Remembering the ankle bracelet brought a flood of more images and sensations. That boy had made it for her, stringing five cowry shells together on a blue ribbon. He had tied it around her ankle just before they made love in his tent on Ashvam Beach. It was the night before she was returning to New York. He had begged her not to go. “We’re going to Marrakesh next,” he’d begged. “Come with me!”
“I can’t. I have a life to get back to,” she had replied.
She had lost the cowry shell adornment that same evening.
***
Julian gently pulled her blouse down and was kissing her shoulder. The pleasant feeling was hypnotic, but she abruptly pushed him away. "I have to go,” she said. “I’m so sorry.
He looked confused and hurt. “Why?”
“I have a plane to catch in the morning,” was all she could think of to say, and she struggled up from her uncomfortable seat.
“Where will you go?” asked Jenny.
“Home.”
“Why?” James asked. “Why not come with us to? We are returning to Amsterdam in the morning. From there we’ll hitch to Spain, then the ferry to Morocco. It’ll be easy and not expensive!”
Rahel took her hand, “Yes! Please come with us!”
Rosemary felt her world spinning and it frightened her. “I’m sorry,” she said. “Thank all of you for this wonderful night. You’ll never know what it means to me to have spent this time with you. It was—magical!”
She pulled away from Julian and stumbled down the beach toward her cabin with tears spilling down her face. This vivid, dreamlike reminder of what her life might have been if she had stayed with the boy on Ashvem Beach was a too-sharp blade. It was too late now for adventure and excitement and love and sex. To think otherwise would be stupid. She was old. She was sick. Rosemary had walked only forty feet when she stopped.
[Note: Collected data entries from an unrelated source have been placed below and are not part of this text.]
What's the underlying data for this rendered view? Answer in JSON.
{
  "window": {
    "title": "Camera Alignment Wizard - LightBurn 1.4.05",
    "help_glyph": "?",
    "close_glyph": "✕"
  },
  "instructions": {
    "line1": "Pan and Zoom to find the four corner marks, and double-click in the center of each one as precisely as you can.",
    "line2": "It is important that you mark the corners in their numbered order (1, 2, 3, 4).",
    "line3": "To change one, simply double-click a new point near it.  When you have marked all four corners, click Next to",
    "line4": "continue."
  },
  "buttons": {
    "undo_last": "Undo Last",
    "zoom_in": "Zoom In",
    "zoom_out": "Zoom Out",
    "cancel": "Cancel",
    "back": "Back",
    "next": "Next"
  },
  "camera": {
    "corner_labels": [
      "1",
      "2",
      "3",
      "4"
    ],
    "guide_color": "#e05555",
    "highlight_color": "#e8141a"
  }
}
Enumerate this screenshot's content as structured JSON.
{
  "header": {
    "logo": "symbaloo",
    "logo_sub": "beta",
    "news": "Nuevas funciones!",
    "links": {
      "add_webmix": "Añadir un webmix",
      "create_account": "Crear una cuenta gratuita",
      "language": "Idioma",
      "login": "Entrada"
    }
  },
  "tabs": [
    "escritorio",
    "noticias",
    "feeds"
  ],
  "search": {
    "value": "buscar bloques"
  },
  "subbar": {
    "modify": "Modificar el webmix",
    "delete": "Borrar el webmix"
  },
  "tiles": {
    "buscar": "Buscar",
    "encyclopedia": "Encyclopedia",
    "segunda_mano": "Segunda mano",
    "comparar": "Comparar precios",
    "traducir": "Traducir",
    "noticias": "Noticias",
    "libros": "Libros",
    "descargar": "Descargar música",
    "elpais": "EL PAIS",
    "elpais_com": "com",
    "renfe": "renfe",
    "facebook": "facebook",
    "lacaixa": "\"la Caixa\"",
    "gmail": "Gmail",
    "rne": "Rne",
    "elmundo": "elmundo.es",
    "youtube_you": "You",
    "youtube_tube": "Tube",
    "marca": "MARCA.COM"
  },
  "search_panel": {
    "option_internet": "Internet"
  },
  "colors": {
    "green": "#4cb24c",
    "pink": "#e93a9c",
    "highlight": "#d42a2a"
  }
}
Once, she had told that boy on the beach in Goa, “I have a life to get back to.” She had always regretted it. She had passed up an opportunity for grand adventure and romance. Now she had been offered a similar opportunity, and the friendly young people around the fire didn’t seem to care if she was decades older than they. If Julian’s sexual interest in her was outside the norm, so what? He liked her. She liked him and she liked the way he made her feel. Who would judge her? Why would she care if they did?
She had told the boy in Goa, “I have a life to get back to,” but did she now? What life? She was dying, for God’s sake! Her suitcase was already packed. She had credit cards and a passport. She could easily change her flight! She could have one more adventure!
Rosemary turned around.
The beach was empty.
Where could they have disappeared in such a short time? She struggled back toward the driftwood log. Where was the fire? She frantically dug in the sand with her foot for evidence of it, but she found no buried embers. No buried circle of stones. Only a bit of blue ribbon.
Rosemary pulled the cowry-shell ankle bracelet from the sand and collapsed onto the log, holding it in her fist. Her sobbing was lost in the chirping of tree frogs.